In seguito aveva avuto una serie di incubi con lo psichiatra come protagonista, tutti simili ma con delle variazioni, così da darle una scossa di spavento ogni volta. Lei faceva le sue cose in giro e lui si materializzava come dal nulla, e puntualmente le veniva incontro. In un sogno, lei scendeva una scala mobile e di colpo lo vedeva sulla scala in salita, che la fissava coi suoi occhi scuri, pieni d’intenzione. Quando s’incrociavano, sembrava sparire nel nulla, ma poi il tale che era in piedi davanti a lei un gradino più in basso si voltava ed era lui. In un altro sogno Louise scappava dal dottor Schmidt attraverso una fila di stanze comunicanti, poi raggiungeva la porta di casa per uscire, la apriva e lo trovava lì ad aspettarla. Ogni sogno s’interrompeva nell’istante esatto in cui tentava di gridare e se ne scopriva incapace. Quegli incubi, seppur con frequenza digradante, l’avevano tormentata per tutto l’inverno. A ripensarci ora, si rendeva conto che quella vicenda aveva cambiato la sua vita. Ripensò a quel periodo in cui lei e Michael partecipavano spesso a grandi cene, e lei osservava gli uomini seduti al tavolo, alternati alle donne, e si chiedeva se tutti fossero più o meno inclini a comportarsi come il dottor Schmidt. Se era così, le sarebbe toccato adattarsi in qualche modo. Una soluzione poteva essere fare in modo di risultare talmente sgradevole, nell’aspetto e nel comportamento, da scoraggiare qualunque approccio, ma quell’idea aveva un grosso limite. Louise si sentiva così abietta e colpevole, sia nei confronti di Sebastian che di Michael, che i complimenti e le attenzioni maschili erano l’unica sua fonte di conforto. Sapeva che le persone la giudicavano bella e, anche se non era d’accordo (si considerava troppo ossuta e banale), quei piccoli complimenti sporadici erano un effimero balsamo per la sua autostima. Sapeva che la consideravano intelligente, e anche questo non era vero, eppure in qualche modo le era d’aiuto che qualcuno lo pensasse. Dunque non poteva permettersi di diventare inavvicinabile. Sembrava un vicolo cieco.
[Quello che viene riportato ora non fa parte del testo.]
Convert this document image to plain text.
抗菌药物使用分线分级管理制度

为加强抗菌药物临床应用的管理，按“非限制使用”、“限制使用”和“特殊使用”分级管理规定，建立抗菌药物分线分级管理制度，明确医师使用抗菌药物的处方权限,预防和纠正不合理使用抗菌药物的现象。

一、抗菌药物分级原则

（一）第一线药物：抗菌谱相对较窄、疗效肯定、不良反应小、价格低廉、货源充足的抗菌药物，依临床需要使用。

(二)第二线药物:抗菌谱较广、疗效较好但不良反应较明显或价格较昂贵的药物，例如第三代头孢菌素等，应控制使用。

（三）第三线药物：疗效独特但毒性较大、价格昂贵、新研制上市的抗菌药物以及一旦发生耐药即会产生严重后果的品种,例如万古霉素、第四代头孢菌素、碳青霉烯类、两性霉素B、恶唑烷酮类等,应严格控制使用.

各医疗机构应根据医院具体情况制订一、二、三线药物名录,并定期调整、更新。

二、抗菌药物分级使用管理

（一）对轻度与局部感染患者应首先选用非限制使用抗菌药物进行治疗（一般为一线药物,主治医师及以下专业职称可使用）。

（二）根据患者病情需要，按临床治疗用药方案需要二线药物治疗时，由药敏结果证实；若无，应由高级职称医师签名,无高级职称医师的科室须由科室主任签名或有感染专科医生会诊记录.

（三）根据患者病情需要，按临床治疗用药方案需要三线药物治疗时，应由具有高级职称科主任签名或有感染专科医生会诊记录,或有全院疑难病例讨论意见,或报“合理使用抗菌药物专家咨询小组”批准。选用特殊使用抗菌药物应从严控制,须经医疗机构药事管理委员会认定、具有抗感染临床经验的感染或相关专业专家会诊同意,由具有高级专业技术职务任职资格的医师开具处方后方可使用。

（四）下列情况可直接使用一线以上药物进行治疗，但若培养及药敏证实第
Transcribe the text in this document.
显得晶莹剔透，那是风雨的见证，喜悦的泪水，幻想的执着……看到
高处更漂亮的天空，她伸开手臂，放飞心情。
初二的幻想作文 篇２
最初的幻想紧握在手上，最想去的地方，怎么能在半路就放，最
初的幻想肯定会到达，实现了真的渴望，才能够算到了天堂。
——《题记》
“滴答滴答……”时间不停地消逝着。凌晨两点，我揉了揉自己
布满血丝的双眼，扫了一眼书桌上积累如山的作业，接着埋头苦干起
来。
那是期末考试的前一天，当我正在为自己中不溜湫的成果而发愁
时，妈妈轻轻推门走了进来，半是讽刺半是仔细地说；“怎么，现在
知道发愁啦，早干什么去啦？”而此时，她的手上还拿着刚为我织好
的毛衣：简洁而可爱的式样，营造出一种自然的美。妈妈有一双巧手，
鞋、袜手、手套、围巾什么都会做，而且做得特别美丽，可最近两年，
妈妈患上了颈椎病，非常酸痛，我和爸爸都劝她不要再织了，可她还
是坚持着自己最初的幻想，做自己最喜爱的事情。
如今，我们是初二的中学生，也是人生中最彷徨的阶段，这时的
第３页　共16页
Quell’inverno si era ritrovata spesso sola: Stella aveva ottenuto un lavoro presso un quotidiano di Londra ed era stata mandata subito all’estero come corrispondente, perciò veniva a Londra di rado e per periodi brevissimi.

Qualche volta era andata a trovare Polly nel suo appartamento, ma Clary non c’era quasi mai e, anche quando c’era, parlarle era un’impresa. Mentre Polly, cosa confortante, era sempre la stessa. Qualche volta, dopo aver passato una serata con lei, si scopriva invidiosa della vita di sua cugina: una casa tutta sua, un lavoro dove la prendevano tanto sul serio da riconoscerle uno stipendio, la possibilità di decidere in assoluta autonomia cosa fare del proprio tempo libero. Tutti i tentativi di Louise di ottenere un impiego avevano dato risultati scarsi o nulli: una lettura pubblica di versi di poeti comunisti a Ealing, due piccole parti in radiodrammi e tre audizioni per commedie a teatro, tutte e tre fallite. Di comparsate nei film non ne erano capitate, né lei le aveva cercate.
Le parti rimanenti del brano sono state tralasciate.